Da er sich dem nicht gefügt habe und davongelaufen sei, hätten ihm die Polizist*innen Handfesseln angelegt. Er habe sich dagegen „gesperrt“, weshalb „körperlicher Zwang“ angewendet worden sei. Ihm werde Beleidigung und Widerstand gegen Vollstreckungsbeamte vorgeworfen.

Etwa 20 umstehende Jugendliche hätten bereits als der 18-Jährige davongelaufen sei, begonnen, die Polizist*innen mit Flaschen und Bierkästen zu bewerfen, berichtet ein Polizeisprecher. Zur Unterstützung gerufene Polizeibeamt*innen hätten daraufhin Pfefferspray eingesetzt, um die Umstehenden „auf Abstand zu halten“.

Ermittlungen wegen Landfriedensbruch

Ermittlungsverfahren wegen Landfriedensbruch, Widerstand und Sachbeschädigung seien eingeleitet worden. Für den Polizeisprecher ist klar: „Die Eskalation ging ausschließlich von der Gruppe aus“.

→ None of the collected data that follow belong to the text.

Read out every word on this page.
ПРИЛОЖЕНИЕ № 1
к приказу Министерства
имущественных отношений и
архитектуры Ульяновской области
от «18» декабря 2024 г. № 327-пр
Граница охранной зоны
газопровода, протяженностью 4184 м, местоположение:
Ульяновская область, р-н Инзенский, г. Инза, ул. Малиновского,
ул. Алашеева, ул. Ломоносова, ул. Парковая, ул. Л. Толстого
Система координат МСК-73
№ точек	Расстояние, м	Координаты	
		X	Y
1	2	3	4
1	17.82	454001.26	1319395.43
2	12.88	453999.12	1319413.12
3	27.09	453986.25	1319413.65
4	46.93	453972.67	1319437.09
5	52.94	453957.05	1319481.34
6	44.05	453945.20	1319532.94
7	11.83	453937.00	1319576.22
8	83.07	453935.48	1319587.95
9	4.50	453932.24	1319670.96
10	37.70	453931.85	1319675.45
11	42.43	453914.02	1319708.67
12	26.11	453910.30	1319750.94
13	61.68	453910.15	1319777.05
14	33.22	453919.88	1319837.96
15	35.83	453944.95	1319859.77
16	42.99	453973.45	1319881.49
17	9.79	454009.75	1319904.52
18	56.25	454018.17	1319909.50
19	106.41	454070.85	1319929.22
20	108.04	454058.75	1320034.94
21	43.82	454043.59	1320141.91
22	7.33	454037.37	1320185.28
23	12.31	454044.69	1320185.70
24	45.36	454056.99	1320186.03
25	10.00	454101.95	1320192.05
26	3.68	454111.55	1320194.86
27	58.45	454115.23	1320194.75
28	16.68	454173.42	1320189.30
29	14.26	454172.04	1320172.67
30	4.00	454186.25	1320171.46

Moritz ist empört: „Das ist eine Lüge!“, sagt er. Er habe beobachtet, wie der 18-Jährige davongelaufen sei, allerdings bevor die Polizist*innen mit ihm geredet hätten. Nach 20 Metern habe er angehalten und sich gestellt. Moritz habe bereits zu diesem Zeitpunkt das Vorgehen der Polizist*innen als übermäßig harsch und eskalierend empfunden, berichtet der 21-Jährige.“

Zudem habe da noch niemand Flaschen geworfen. Als dem 18-Jährigen Handfesseln angelegt wurden, habe dieser geschrien – aus Angst oder vor Schmerzen, vermutet der Augenzeuge. Daraufhin sollen die Polizist*innen den 18-Jährigen „ruckartig auf den Boden geschubst“ und Gewalt angewandt haben.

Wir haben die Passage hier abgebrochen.